Ma voisine, une vieille dame dont le sac est bourré d’une énorme variété de cigarettes, n’arrive pas à les allumer. Je lui rapproche la main de la flamme : « les yeux », lui dis-je doucement. Aujourd’hui ses yeux sont d’une gaieté ébouriffée. Elle rit. Qu’est-elle venue entendre à cette réunion ? Les jambes croisées, une de ses jambes se balance de plus en plus fort, de plus en plus haut avec une grande élasticité. Comme je regarde, intéressée, le mouvement, un jeune médecin me fait un signe : il met sa main à plat sur l’air en me regardant avec insistance. Je lui souris poliment. Il insiste. Tiens, lui, c’est la main. Avec effort je me réveille. Le médecin est médecin : mettre la main sur le genou de la vieille dame.
Mais bien sûr. Et le balancement s’arrête. Paix, momentanée, sur le monde. Ma voisine fume comme une star. Qui dira la grâce de ces doigts jaunis, de ces vieilles qui fument avec l’insolence qu’elles n’ont pas eue jeunes femmes, et les trous qui parsèment leurs robes comme des blessures indifférentes.

Ce passage résume pour moi tout le livre, hommage au vivre ensemble, à tel point que médecins et patients sombrent parfois dans l’indifférenciation (passagère, disons-le), observation empathique de l’Autre, qui réussit à voir la beauté sous l’apparence cabossée d’une vie différente, neutralité par rapport à tout ce qui pourrait, par l’étrangeté, nourrir un préjugé.

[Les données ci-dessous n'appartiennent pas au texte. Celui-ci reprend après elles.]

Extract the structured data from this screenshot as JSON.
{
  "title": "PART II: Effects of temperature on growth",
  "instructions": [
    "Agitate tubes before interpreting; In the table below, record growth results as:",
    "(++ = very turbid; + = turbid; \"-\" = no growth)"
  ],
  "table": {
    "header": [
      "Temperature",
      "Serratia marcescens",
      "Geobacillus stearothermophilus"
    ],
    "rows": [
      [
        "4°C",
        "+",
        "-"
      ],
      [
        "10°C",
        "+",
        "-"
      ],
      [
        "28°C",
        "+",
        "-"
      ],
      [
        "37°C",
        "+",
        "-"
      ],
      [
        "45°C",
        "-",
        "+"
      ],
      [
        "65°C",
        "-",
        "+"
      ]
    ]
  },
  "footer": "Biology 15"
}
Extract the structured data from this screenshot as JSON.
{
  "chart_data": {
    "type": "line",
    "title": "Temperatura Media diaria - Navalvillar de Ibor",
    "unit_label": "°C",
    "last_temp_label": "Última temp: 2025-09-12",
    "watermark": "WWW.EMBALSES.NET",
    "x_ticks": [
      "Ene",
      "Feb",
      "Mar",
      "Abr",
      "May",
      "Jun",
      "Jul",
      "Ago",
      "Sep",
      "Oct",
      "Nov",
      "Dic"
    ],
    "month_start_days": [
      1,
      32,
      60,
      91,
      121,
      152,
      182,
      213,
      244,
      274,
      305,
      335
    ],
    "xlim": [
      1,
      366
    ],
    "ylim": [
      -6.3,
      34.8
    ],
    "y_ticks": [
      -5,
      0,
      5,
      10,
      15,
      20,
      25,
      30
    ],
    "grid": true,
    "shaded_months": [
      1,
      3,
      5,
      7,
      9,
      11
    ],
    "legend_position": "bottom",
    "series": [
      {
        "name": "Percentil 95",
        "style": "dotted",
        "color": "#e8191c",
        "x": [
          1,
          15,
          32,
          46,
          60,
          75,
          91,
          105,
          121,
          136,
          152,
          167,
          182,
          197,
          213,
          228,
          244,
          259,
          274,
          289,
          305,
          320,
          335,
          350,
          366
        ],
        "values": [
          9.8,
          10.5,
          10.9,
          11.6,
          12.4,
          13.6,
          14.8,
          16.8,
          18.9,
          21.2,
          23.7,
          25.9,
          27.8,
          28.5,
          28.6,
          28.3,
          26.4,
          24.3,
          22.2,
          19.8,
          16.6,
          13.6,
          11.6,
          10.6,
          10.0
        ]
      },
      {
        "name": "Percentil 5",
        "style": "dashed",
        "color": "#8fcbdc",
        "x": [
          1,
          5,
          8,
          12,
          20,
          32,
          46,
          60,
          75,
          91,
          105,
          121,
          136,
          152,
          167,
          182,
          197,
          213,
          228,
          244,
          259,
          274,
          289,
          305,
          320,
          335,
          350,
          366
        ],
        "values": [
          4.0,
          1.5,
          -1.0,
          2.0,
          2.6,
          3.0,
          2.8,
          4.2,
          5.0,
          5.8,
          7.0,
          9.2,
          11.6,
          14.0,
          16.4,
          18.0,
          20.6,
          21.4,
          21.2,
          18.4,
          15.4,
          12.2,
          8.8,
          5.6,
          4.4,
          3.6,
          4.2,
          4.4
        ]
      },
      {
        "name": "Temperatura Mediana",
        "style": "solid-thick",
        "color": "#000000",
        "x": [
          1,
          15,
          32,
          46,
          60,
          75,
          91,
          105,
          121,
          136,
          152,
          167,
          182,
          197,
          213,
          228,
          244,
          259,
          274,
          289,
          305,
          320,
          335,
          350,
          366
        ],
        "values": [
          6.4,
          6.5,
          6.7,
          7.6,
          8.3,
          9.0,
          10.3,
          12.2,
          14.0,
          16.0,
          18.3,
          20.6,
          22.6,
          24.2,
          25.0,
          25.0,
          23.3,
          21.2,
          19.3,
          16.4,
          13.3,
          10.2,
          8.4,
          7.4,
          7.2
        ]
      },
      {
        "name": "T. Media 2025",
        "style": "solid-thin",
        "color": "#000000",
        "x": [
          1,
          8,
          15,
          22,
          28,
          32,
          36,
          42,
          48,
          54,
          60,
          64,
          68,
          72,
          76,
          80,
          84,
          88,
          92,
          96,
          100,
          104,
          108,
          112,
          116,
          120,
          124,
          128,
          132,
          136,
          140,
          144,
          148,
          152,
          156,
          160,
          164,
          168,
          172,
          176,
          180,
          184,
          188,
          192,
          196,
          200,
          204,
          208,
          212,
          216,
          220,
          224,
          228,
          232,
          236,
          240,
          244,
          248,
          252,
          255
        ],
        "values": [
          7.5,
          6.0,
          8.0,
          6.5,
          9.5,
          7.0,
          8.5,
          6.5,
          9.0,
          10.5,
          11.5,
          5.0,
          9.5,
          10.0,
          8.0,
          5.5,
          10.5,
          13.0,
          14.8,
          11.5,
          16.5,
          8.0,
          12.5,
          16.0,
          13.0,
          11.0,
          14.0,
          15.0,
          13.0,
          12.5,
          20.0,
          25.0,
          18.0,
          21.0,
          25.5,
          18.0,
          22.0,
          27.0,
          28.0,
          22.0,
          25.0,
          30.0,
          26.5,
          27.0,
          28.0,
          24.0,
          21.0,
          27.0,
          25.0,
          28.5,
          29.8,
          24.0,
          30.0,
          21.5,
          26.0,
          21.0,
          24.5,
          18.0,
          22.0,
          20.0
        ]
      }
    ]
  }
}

L’auteur nous conte ainsi, avec un équilibre subtil entre compassion et lucidité, des moments de la vie de ces patients, qu’elle fait rayonner dans toute leur différence devant nous ; tout cela dans une langue a priori simple mais très précise, et belle. Et c’est vraiment magnifique…

A lire (135 pages en tout, ce n’est pas le bout du monde, mais c’est une ouverture directe sur le Monde 😉 )

FB (et merci à mon frère JB)

(1) Joli glissement étymologique :
Fou vient de follere, verbe latin signifiant s’agiter comme un soufflet, aller çà et là (de follis : soufflet) : le malade est décrit de dehors, dans ses comportements erratiques
Aliéné (du latin alienus : étranger) est un mot qui pose des barrières entre nous et eux : le comportement du fou en fait un autre, différent du reste. Mais il existe sûrement un sens supplémentaire, qui renvoie le fou à lui-même, comme un étranger dans son propre corps
Patient (du latin patior : supporter, souffrir) désigne enfin le fou comme une personne souffrante ; à l’instar des personnes accablées de maux physiques, il est lui aussi un malade dans sa dimension psychique.